Gillen captures Loki’s massive self-regard without making him a boastful buffoon; he’s confident in his sorcery and wiles, as well he might be after untold millennia of being both the tormentor and tormented of the Asgardian pantheon. He’s also pretty handy with a whip and sword, we learn here, as he routs the Dinir, a group of ancient goddesses. Who knew?
Mephisto and Hela are also on good form, the former fuelled by boredom, the latter by fire to launch a new Hel. And super-sallow Hela gets the best line of the book as she exits to mark out her new territory.
The exit in question looks terrific as drawn by McKelvie, as if she’s being erased from the dimensional plane by a giant rubber (UK meaning, if you please!). And while I love Hela’s traditional Jack Kirby outfit, she looks marvellous in a flowing shroud dress, an elegant, ethereal envoy of death as seductive as she is terrifying.
Mephisto could do with looking a tad scarier – he comes across like a minor Shakespearean actor in red make-up and fright wig – but it could be that he saves the physical histrionics for the mortal types. And Loki? Perfect, as angelic of face as he is black of heart, never sneering like a pantomime villain. And in a clever touch, Gillen and McKelvie occasionally have him looking off the page, as if he’s making the reader a co-conspirator.
The page showing Loki battling the Disir is imaginatively designed. Perhaps because we’re seeing new facets of Loki, tiny panels combine to present a jewel effect (or perhaps McKelvie simply thought it’d look nice, which works for me). While a collection of small panels usually speeds up a fight scene, this design lends a calm to proceedings. It’s fascinating to look at and, like the whole book, is coloured with pizzazz by Nathan Fairbairn. And Joe Caramagna’s lettering throughout matches the characters perfectly.

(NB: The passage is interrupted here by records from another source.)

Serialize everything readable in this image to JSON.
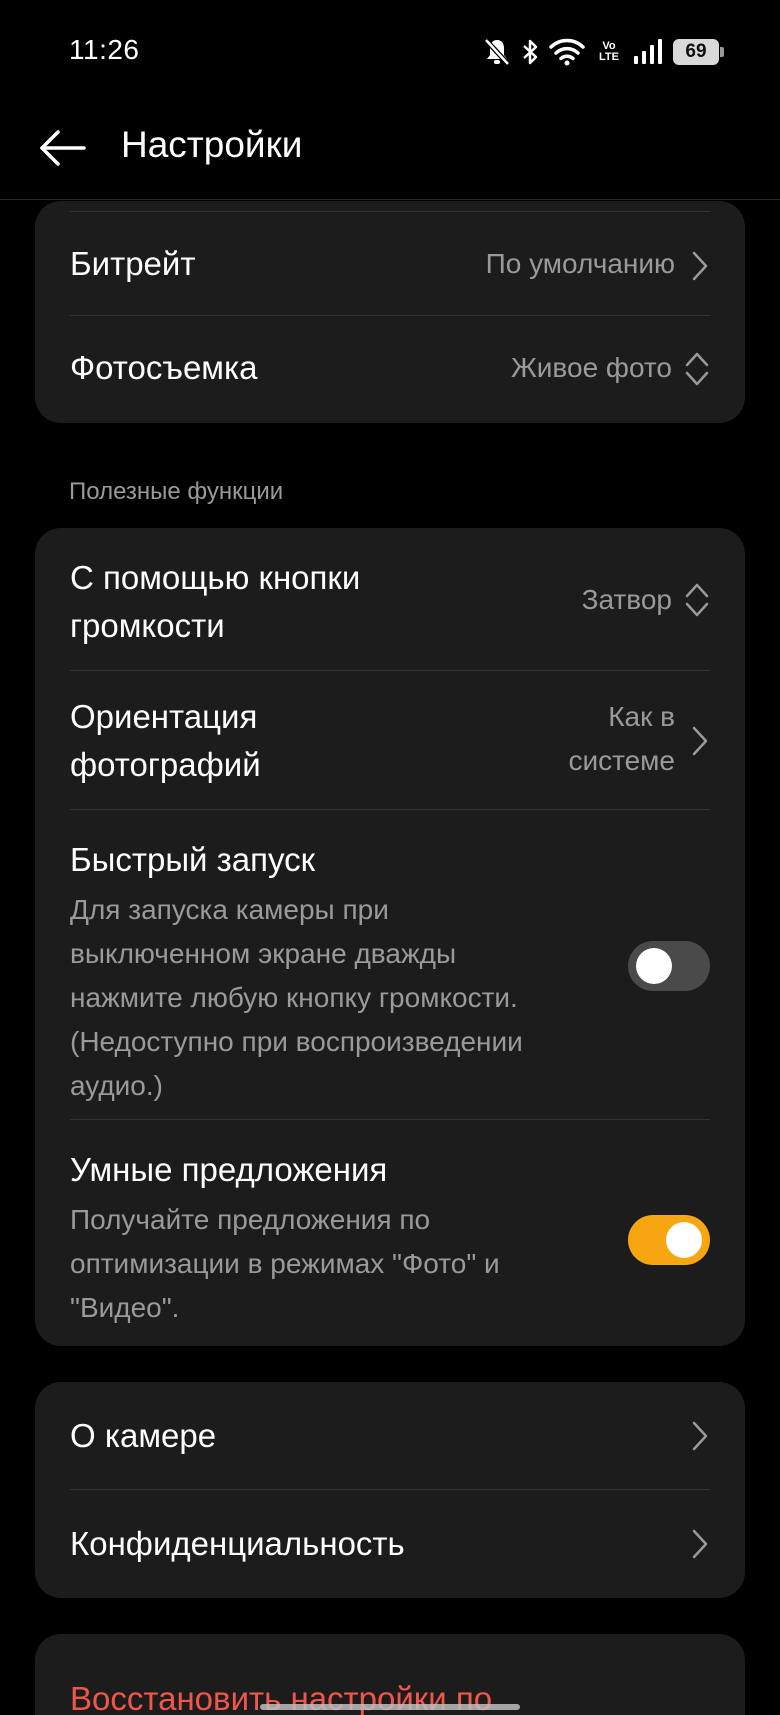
{
  "status_bar": {
    "time": "11:26",
    "volte_top": "Vo",
    "volte_bottom": "LTE",
    "battery_level": "69",
    "icons": [
      "mute-icon",
      "bluetooth-icon",
      "wifi-icon",
      "volte-icon",
      "signal-icon",
      "battery-icon"
    ]
  },
  "header": {
    "title": "Настройки",
    "back_icon": "arrow-left-icon"
  },
  "card_video": {
    "rows": [
      {
        "label": "Битрейт",
        "value": "По умолчанию",
        "icon": "chevron-right-icon"
      },
      {
        "label": "Фотосъемка",
        "value": "Живое фото",
        "icon": "up-down-chevron-icon"
      }
    ]
  },
  "section_useful": {
    "label": "Полезные функции",
    "volume_button": {
      "label_line1": "С помощью кнопки",
      "label_line2": "громкости",
      "value": "Затвор",
      "icon": "up-down-chevron-icon"
    },
    "orientation": {
      "label_line1": "Ориентация",
      "label_line2": "фотографий",
      "value_line1": "Как в",
      "value_line2": "системе",
      "icon": "chevron-right-icon"
    },
    "quick_launch": {
      "title": "Быстрый запуск",
      "desc_lines": [
        "Для запуска камеры при",
        "выключенном экране дважды",
        "нажмите любую кнопку громкости.",
        "(Недоступно при воспроизведении",
        "аудио.)"
      ],
      "enabled": false
    },
    "smart_suggestions": {
      "title": "Умные предложения",
      "desc_lines": [
        "Получайте предложения по",
        "оптимизации в режимах \"Фото\" и",
        "\"Видео\"."
      ],
      "enabled": true
    }
  },
  "card_about": {
    "rows": [
      {
        "label": "О камере",
        "icon": "chevron-right-icon"
      },
      {
        "label": "Конфиденциальность",
        "icon": "chevron-right-icon"
      }
    ]
  },
  "reset": {
    "label": "Восстановить настройки по"
  },
  "colors": {
    "background": "#000000",
    "card": "#1c1c1c",
    "accent": "#f6a611",
    "danger": "#f0574a",
    "secondary_text": "#9a9a9a"
  }
}
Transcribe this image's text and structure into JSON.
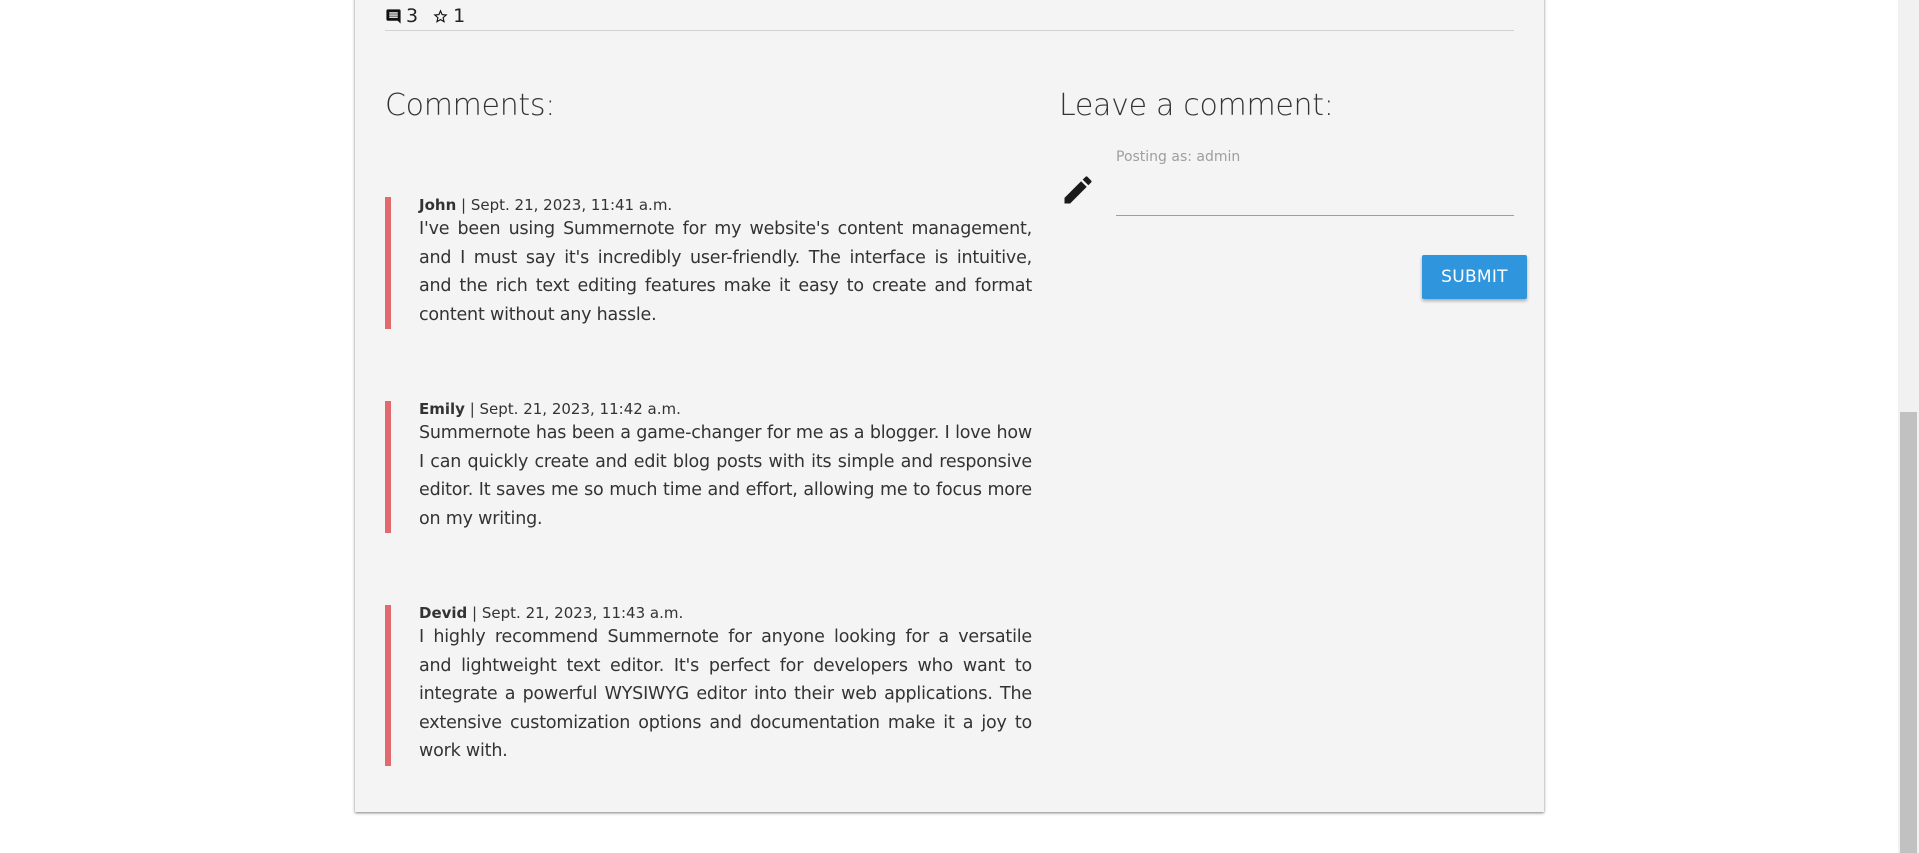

The Disir look like ghosts made from bone, with a Mike Allred quality to their faces; I believe this is their first appearance in the Marvel Universe and given the combination of mythical background and spooky look, I hope they appear again.
Overall, this is a splendid example of a crossover comic that’s good, but thoroughly missable so far as the main event goes. While plot points here apparently feed into Loki’s plan to use Norman Osborn as a tool against Earth’s heroes, miss this and you won’t be at a loss so far as the Siege mini is concerned. That doesn’t mean it’s not a valuable focus on Loki.
And where this book is important is in showing that Gillen and McKelvie – creators of Phonogram – can play well within the Marvel Universe. It’d be wonderful to see what mischief they could create were they given their own corner, unshackled from a crossover. Go on Marvel, you know Loki would want it.